The Northcoast Research Miles Driven Index is designed to capture/estimate the trend of year-over-year changes in the number of miles driven by the light vehicles in the United States. Northcoast’s data series is similar to the Federal Highway Administration’s Vehicle-Miles Driven and Traffic Volume Trends reports, with the noted differences being that this index is designed to exclude the impact of medium- and heavy-duty trucks and is available six to seven weeks ahead of the governmental data.
Year-over-year miles driven trends remained under pressure in November as the Northcoast Research Miles Driven Index decreased 3 percent. The drop came on the heels of a 3.5 percent decline in October and a 1.2 percent contraction in September.
On a 2-year stacked basis, the index finished down 320 bps in November. This performance compared to decreases of 310 bps and 60 bps in October and September, respectively, and an 80 bp increase in August. The deterioration comes despite easing comparisons relative to those experienced in the late spring and summer, according to the Cleveland-based firm.
"Looking ahead, we are not overly optimistic that miles driven trends will reverse given the negative momentum and our concerns surrounding the pressures on low-income and middle-income consumers as a result of higher year-over-year gas and food prices. As of the second week of December, our preliminary work suggests that miles driven over the trailing four weeks are down 4.2 percent," Northcoast Research stated in its most recent note.
"While we acknowledge the fact that there is a delay between changes in miles driven and the impact on the industry, and that numerous other demand variables impact one’s ability to truly quantify/understand the real correlation between changes in demand and the trend in miles driven, we continue to believe a reduction in miles driven will negatively impact intermediate demand trends and investor sentiment in the space. While we continue to appreciate the opportunity that the national automotive parts retailers have to gain market share in the DIFM channel, current valuations are not attractive enough for us to dip our toes back into the water. Furthermore, we have growing concerns over what a changing mix of automobiles in the nation’s light vehicle fleet could mean for demand trends over the next four to five years. As a result, we are maintaining our NEUTRAL ratings on Advance Auto Parts, AutoZone and O’Reilly Automotive."

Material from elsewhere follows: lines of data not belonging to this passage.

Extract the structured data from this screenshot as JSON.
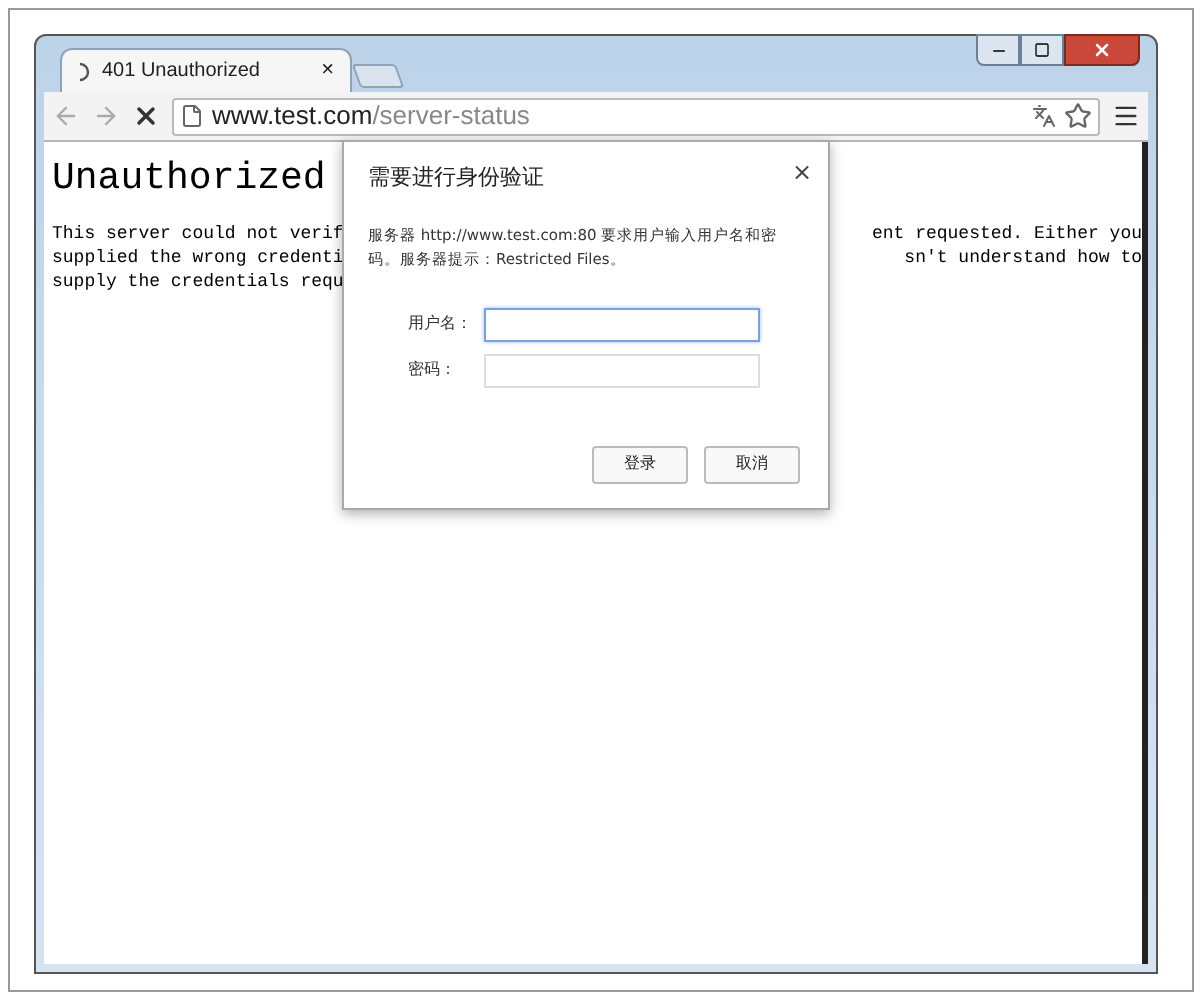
{
  "tabs": [
    {
      "title": "401 Unauthorized",
      "selected": true,
      "loading": true,
      "close": "×"
    }
  ],
  "address_bar": {
    "host": "www.test.com",
    "path": "/server-status"
  },
  "page": {
    "heading": "Unauthorized",
    "lines": [
      {
        "left": "This server could not verif",
        "right": "ent requested. Either you"
      },
      {
        "left": "supplied the wrong credenti",
        "right": "sn't understand how to"
      },
      {
        "left": "supply the credentials requ"
      }
    ]
  },
  "dialog": {
    "title": "需要进行身份验证",
    "close": "×",
    "message": "服务器 http://www.test.com:80 要求用户输入用户名和密码。服务器提示：Restricted Files。",
    "fields": [
      {
        "label": "用户名：",
        "focused": true
      },
      {
        "label": "密码：",
        "focused": false
      }
    ],
    "buttons": [
      {
        "label": "登录"
      },
      {
        "label": "取消"
      }
    ]
  }
}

Northcoast Research is an independent, full-service institutional equity research and trading firm headquartered in Cleveland, Ohio. Founded in 2009, the company’s mission is to add value in each phase of the investment process by aligning the company’s goals with those of its clients. Northcoast aims to provide unbiased, proprietary and actionable fundamental research on select industry verticals and companies, underpinned by comprehensive channel checks across a broad array of industry contacts. The company’s core research verticals are Consumer, Health care, Industrial and Business Services.